Over time, Rakness said, each student will be required to make several pieces of pottery using various methods of construction. However, for these—like most—students, the favorite way to form or throw the clay is on a potter’s wheel. Rakness has two wheels in her classroom; one newly acquired this year while the other, she said fondly, she’s had for 47 years, “and it still runs.”

            Once the clay is formed, it becomes greenware, and students get to carve or stamp the piece. Rakness said this is where kids get to personalize their work by adding clay for texture or burnishing the piece. When it’s done to both the student and teacher’s satisfaction, the greenware is set aside to dry for about a week. Once dried, it goes into a kiln that is kept in a small utility space for its first “bisque” fire, a process Rakness described as a slower heat which allows the clay to thoroughly dry and harden. She said the students then choose a color to glaze, or paint, their pottery. The glaze, she explained, is a liquid suspension of glass which gives the pottery color and shine as well as a hard seal. After that, the pottery goes back in the kiln for a second, “faster fire” which sets the glaze into the bisque ware. Rakness said once it’s removed from the kiln, the pottery is done and ready for grading.

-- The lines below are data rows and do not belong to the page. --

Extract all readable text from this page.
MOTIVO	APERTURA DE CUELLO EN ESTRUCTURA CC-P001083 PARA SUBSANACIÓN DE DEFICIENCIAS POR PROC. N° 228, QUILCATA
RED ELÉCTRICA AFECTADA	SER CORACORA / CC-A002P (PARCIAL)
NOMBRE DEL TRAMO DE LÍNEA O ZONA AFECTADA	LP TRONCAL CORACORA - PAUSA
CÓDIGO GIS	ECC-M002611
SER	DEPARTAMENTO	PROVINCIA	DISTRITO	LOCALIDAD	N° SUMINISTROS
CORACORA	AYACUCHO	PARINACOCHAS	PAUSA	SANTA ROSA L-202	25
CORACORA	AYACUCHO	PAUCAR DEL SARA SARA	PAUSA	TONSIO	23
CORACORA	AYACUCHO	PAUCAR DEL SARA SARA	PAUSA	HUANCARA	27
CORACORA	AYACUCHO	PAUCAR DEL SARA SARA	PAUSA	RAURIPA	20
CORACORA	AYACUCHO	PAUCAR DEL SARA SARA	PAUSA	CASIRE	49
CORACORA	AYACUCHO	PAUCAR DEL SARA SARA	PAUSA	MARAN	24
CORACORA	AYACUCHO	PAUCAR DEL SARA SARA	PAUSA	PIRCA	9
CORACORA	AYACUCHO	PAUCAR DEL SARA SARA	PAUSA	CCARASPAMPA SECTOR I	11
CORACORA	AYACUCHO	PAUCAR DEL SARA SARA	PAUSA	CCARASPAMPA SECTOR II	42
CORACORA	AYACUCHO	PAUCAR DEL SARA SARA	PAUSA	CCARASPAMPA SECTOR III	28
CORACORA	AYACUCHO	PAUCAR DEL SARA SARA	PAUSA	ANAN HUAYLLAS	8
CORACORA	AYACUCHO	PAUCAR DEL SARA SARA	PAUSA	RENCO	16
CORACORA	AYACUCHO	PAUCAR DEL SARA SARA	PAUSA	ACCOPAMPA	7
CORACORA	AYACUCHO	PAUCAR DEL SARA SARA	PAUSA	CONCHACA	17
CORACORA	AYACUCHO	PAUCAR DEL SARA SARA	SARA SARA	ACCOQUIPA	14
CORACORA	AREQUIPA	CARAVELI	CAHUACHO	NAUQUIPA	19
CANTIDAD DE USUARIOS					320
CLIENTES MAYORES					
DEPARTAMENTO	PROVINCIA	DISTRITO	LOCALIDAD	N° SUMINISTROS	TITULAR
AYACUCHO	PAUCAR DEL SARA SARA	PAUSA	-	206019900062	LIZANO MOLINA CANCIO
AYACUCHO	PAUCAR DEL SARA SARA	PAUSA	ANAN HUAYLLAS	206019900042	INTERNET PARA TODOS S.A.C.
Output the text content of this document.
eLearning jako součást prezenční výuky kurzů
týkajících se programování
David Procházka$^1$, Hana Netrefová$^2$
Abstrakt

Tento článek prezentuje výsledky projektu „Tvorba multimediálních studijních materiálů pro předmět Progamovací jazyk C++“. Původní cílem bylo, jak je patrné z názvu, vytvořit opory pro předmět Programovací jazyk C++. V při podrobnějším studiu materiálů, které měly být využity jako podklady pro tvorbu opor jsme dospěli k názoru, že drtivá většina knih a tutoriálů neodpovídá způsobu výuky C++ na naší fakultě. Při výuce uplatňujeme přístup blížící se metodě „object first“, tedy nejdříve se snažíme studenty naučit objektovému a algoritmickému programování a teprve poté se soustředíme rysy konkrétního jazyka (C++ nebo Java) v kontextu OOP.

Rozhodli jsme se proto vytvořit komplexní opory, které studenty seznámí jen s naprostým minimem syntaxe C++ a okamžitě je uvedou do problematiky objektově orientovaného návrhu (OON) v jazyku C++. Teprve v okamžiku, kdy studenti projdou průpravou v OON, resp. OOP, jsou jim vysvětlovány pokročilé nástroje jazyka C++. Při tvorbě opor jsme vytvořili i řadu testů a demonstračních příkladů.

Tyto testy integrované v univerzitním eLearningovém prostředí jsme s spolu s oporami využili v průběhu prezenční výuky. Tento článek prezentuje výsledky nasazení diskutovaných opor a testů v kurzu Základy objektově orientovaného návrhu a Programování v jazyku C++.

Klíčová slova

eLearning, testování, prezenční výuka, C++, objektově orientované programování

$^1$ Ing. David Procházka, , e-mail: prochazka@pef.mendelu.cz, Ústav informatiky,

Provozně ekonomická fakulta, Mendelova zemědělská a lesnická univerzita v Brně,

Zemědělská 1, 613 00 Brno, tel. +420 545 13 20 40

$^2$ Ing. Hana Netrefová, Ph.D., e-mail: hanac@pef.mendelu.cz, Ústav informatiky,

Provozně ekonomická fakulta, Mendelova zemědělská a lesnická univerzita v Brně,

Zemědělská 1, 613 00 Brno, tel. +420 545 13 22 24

            Over the years, Rakness said her students have made everything from spaghetti coil pots to garden lamps to gravy boats and five-piece dinner sets. She said she hopes all her students will hold on to some of their pottery and, as their futures unfold, the pieces will become good reminders of a time they spent in her classroom learning and enjoying ways to be creative.

            She noted while most of the art projects her students do go without incident, her pottery classes have had a few kerfluffles. “If a student’s clay form is too thick, it can contain air bubbles.” She said that’s a problem because as the piece is firing in the kiln, her room will suddenly reverberate with a loud pop-popping noise. “That means someone’s pottery has exploded, and it usually takes several other pieces out with it.”  On other occasions, she said she’s watched students’ expressions fall after they dropped their formed greenware or finished pottery on the floor, breaking them into pieces. And then there are the times when kids have spilled whole containers of glaze because the caps weren’t put on tight enough. “Once,” she said, “I picked up a container of glaze and went to shake it. The glaze went down my back and ruined my shoes.” She joked the school still hasn’t reimbursed her for those shoes.

            Rakness said even though she oversees all the students’ work, it isn’t until later when she can really appreciate the progress they’ve made. Even after 47 years, she said she never tires of seeing her students express themselves through their art. “I am always so thrilled when we get to see the Art Exhibit held each year at the Awards Banquet. I feel like I’m really looking at the students’ work for the first time and thinking, ‘Wow!’